The wider the demand for a given money, the less reduction in its purchasing power from a given increase in the stock of it. For example, suppose an additional $100 million in new money were created and spent by the Federal government in Washington, D.C., every month for the next ten years. Then the extra demand for goods by the residents of D.C. would lower the purchasing power of the dollar in D.C. As that happened, they would begin to spend the new money in other places where the purchasing power if the dollar hadn’t changed. The additional demands for other goods by other people who obtain the new money would bid prices up all throughout the country. Then Americans would begin to demand foreign goods to take advantage of their lower prices. If foreigners are willing to sell to Americans in dollars, then the prices of their goods would likewise be bid up to bring the purchasing power of the dollar in foreign countries into conformity with its purchasing power in America.
This process of wealth transfers via monetary inflation determines who in the private sector will be less well off when government officials are enriched, but the fact and extent of lower standards of living is determined by how many resources are drawn out of the private sector and into the government sector.

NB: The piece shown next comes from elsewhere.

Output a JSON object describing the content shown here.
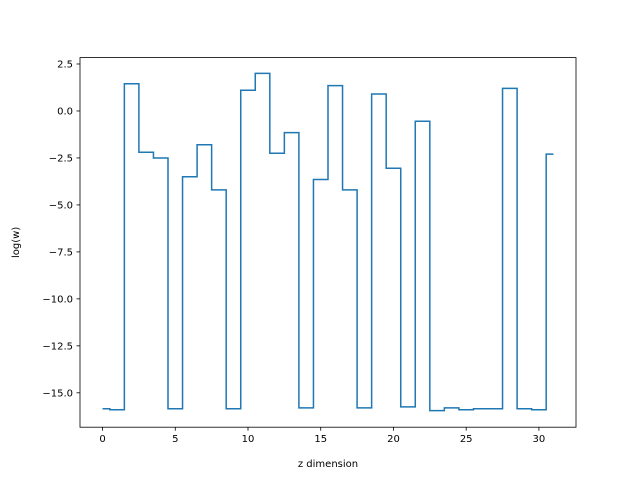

If the government levies a 10 percent tax on income so that, let’s say, 6 percent of society’s resources are controlled by government bureaucrats instead of entrepreneurs or if the government inflates the money stock so that 6 percent of society’s resources are controlled by government bureaucrats instead of entrepreneurs, then the reduction in standards of living in society will be the same. Whose standards of living fall and by what extent will be different in the two cases, but the overall effect will be the same.